Imbolc                                              Waning Bridgit Moon

The bubble of calm before the winds begin to blow and the snow to fall.  Predictions have increased the amount from 8-10 to 12-18.  I’ve never outgrown my joy at a snowfall, so I’m looking forward to this one.

My plan for the snow is this:  Ovid and some reading.  I’m translating the story of Diana and Actaeon right now since Titian painted a large canvas on this theme, a painting now in the MIA for three months.

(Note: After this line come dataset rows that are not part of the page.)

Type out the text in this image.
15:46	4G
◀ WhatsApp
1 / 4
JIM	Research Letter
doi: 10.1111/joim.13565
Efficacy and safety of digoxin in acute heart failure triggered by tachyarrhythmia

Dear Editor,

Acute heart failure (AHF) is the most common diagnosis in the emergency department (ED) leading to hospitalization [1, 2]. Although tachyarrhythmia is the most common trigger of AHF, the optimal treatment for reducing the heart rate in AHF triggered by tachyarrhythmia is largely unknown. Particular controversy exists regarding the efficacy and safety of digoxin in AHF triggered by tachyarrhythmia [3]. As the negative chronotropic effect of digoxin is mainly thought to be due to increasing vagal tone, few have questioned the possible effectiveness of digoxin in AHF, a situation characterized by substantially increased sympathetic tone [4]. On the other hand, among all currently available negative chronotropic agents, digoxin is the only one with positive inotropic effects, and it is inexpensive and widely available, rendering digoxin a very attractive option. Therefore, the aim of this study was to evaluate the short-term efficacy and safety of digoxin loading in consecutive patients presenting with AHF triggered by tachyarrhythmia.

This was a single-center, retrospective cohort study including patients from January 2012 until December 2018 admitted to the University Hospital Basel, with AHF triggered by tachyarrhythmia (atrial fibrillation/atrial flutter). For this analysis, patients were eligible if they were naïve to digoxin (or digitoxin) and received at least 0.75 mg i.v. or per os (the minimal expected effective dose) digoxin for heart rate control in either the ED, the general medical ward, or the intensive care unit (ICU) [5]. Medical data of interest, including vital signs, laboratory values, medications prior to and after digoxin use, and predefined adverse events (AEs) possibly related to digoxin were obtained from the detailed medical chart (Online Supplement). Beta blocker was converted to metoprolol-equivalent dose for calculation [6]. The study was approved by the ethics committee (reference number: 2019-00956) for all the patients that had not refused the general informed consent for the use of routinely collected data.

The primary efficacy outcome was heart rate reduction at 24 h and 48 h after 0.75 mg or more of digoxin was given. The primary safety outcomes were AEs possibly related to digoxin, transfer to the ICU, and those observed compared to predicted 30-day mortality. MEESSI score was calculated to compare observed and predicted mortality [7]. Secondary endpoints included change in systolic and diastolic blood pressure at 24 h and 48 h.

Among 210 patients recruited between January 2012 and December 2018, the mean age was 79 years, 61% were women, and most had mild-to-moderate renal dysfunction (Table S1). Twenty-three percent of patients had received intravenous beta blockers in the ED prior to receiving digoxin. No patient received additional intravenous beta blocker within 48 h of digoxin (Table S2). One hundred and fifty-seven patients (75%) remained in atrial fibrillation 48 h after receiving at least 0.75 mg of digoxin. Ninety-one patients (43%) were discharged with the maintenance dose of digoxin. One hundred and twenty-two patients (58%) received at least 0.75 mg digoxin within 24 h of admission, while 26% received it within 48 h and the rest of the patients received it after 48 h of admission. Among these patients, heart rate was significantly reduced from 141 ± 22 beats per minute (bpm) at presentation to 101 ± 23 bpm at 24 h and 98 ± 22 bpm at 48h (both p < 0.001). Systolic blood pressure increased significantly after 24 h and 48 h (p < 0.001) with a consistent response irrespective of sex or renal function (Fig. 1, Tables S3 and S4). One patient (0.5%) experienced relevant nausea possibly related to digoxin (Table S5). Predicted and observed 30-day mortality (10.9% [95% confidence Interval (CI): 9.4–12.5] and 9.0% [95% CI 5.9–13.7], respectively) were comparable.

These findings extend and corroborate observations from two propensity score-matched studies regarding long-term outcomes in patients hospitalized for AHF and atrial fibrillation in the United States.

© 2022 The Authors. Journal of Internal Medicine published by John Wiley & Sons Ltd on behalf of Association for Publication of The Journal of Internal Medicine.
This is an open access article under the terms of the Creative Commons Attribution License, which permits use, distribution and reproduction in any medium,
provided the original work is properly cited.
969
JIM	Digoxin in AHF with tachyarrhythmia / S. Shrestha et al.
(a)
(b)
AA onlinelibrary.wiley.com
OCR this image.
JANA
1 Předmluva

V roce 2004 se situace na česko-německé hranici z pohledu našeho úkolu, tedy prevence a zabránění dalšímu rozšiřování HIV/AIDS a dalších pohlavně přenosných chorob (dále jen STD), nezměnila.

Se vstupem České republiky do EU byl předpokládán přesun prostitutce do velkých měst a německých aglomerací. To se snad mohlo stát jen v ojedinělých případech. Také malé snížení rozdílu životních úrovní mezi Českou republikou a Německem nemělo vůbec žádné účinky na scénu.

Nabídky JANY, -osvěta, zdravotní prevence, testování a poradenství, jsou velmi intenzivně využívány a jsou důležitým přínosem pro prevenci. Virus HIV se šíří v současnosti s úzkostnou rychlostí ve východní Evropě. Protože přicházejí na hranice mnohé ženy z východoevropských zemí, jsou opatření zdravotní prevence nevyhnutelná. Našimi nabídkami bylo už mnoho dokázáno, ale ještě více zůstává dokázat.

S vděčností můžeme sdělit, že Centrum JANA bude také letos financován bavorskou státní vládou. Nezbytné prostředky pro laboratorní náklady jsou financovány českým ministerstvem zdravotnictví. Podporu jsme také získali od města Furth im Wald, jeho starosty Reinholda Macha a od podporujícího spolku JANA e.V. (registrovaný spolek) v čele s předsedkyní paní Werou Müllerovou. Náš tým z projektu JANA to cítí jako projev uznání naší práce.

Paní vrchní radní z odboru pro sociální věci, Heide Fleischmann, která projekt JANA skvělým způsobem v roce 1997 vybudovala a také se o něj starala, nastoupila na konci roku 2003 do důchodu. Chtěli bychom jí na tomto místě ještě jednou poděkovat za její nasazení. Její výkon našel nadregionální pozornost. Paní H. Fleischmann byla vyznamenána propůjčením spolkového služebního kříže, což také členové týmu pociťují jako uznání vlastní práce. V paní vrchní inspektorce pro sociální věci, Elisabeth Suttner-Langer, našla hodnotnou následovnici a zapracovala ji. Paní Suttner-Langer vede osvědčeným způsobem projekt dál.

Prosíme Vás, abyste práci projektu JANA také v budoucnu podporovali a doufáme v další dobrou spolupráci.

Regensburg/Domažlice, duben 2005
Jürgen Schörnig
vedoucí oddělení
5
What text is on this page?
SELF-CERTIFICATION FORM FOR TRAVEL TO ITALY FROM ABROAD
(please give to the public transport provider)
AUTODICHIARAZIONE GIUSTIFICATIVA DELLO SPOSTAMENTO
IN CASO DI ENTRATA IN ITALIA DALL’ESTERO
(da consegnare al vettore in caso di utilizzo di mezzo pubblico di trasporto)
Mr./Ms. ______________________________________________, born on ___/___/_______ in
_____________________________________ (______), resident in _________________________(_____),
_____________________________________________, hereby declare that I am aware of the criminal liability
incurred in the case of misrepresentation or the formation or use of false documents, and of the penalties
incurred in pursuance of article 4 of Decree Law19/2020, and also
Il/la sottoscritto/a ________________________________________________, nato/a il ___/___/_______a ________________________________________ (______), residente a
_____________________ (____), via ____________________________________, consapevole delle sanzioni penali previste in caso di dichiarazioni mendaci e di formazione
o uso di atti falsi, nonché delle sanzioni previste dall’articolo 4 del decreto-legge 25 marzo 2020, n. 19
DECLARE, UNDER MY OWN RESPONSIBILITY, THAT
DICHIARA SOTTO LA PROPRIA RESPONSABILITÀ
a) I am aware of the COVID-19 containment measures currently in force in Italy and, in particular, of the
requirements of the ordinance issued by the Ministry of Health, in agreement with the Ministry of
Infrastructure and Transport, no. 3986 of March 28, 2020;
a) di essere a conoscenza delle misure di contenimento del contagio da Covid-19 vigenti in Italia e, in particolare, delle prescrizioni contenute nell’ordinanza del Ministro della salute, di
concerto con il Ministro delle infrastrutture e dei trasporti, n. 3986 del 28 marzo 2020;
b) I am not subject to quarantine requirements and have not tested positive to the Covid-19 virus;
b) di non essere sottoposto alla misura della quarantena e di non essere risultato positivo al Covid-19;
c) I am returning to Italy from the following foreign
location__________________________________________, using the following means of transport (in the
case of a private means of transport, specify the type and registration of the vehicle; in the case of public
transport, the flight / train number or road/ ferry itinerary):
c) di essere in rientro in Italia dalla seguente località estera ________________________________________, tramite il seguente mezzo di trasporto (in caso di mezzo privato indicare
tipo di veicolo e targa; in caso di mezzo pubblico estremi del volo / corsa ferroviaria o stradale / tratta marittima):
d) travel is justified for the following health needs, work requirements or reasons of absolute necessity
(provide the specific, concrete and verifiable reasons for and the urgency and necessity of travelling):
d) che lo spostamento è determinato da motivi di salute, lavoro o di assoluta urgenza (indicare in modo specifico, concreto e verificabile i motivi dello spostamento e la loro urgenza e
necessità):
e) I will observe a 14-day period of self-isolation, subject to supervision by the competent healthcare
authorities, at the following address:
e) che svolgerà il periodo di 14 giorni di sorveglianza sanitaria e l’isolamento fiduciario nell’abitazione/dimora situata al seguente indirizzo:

The reading right now is Empire, a s0-so novel of imperial Rome.  I’m sure the idea seemed like a winner when the guy started.  Take one non-imperial family and follow them through the years of changing emperors.  If the through in were stronger, it might have been strong, but it’s more like a pastiche.  He throws in well known stories of this emperor or that, trying to palm them off on the reader as if they were imaginative leaps, but I know too much of the history.  The saving grace to the book is that it is a decent survey of the changing fortunes of Rome under emperors from Augustus to Hadrian.  So far.  I’m almost done and look forward to a new novel written with more narrative flair.

Can you tell I’m sort of caught up in Rome right now?  That’s the way it goes for me.  Ancient China.  Ancient Egypt.  Ancient Celts.  Ancient Greece.  Ancient Rome.